L’État produit un nationalisme dominant [celui des clercs,
des agents de l’État, de la noblesse d’État tout autant que des membres de
commission nommés], le nationalisme de ceux qui ont intérêt à l’État ; il
peut être discret, de bonne compagnie, ne pas s’affirmer de manière outrancière.
L’État produit chez ceux qui sont victimes de la deuxième face du processus [l’intégration
est domination : l’intégration est condition de et conditionnée par la
domination des intégrés], chez ceux qui sont dépossédés par la construction de
l’État-nation, des nationalismes induits, réactionnels : ceux qui avaient
une langue et n’ont plus qu’un accent stigmatisé (comme les Occitans). Beaucoup
de nations se construisent sur l’inversion d’un stigmate. Ces nationalismes
induits, réactionnels, m’inspirent des sentiments ambigus. Évidemment, ils sont
tout à fait légitimes dans la mesure où ils essaient de convertir les stigmates
en emblèmes. Par exemple, vous pouvez vous dire que le serveur basque qui vous
sert une bière à Saint-Jean-de-Luz en français parle bien le français pour un Basque,
ou penser qu’il parle français avec un accent dégueulasse… C’est un changement
considérable. Mais en même temps, qu’en faire ? Faut-il être basque ?

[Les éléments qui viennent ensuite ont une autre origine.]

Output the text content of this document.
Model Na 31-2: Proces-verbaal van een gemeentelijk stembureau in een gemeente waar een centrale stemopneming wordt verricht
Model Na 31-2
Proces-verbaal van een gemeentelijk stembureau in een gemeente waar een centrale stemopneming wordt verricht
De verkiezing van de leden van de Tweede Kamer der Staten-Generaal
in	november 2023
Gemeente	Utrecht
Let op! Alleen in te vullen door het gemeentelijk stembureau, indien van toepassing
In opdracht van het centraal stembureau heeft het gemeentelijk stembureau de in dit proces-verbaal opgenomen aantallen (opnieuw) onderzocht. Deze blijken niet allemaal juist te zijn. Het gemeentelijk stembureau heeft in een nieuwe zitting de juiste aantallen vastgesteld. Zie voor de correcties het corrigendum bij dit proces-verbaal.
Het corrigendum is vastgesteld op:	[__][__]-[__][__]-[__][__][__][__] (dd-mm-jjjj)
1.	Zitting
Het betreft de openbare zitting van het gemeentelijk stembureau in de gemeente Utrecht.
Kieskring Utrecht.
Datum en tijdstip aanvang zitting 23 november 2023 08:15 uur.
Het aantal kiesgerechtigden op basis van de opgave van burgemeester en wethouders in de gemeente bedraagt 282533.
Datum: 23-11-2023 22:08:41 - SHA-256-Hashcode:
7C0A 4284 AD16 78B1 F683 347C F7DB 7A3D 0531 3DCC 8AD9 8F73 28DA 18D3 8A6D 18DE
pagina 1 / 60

L’ambiguïté des deux nationalismes est inhérente au processus de construction
de l’État.
Ce processus que nous sommes obligés de considérer comme
inévitable – il est associé à tous les exemples d’État connu –, est-il vraiment
universel ? Ne peut-on imaginer, en vertu du droit à l’utopie contrôlée,
fondée sur l’étude des cas réalisés, des voies vers l’universel qui ne s’accompagnent
pas d’une monopolisation ? Cette question a été posée par les philosophes
du XVIIIe siècle de manière à la fois raffinée et naïve. Je vous offre, pour la
fin, un très beau texte de Spinoza, en remerciement, comme disait Lacan, de
votre assistance aux deux sens du terme : « Par conséquent, un État qui, pour assurer son salut, s’en
remettrait à la bonne foi de quelque individu que ce soit, et dont les affaires
ne pourraient être convenablement gérées que par des administrateurs de bonne
foi, reposerait sur une base bien précaire. Veut-on qu’il soit stable ?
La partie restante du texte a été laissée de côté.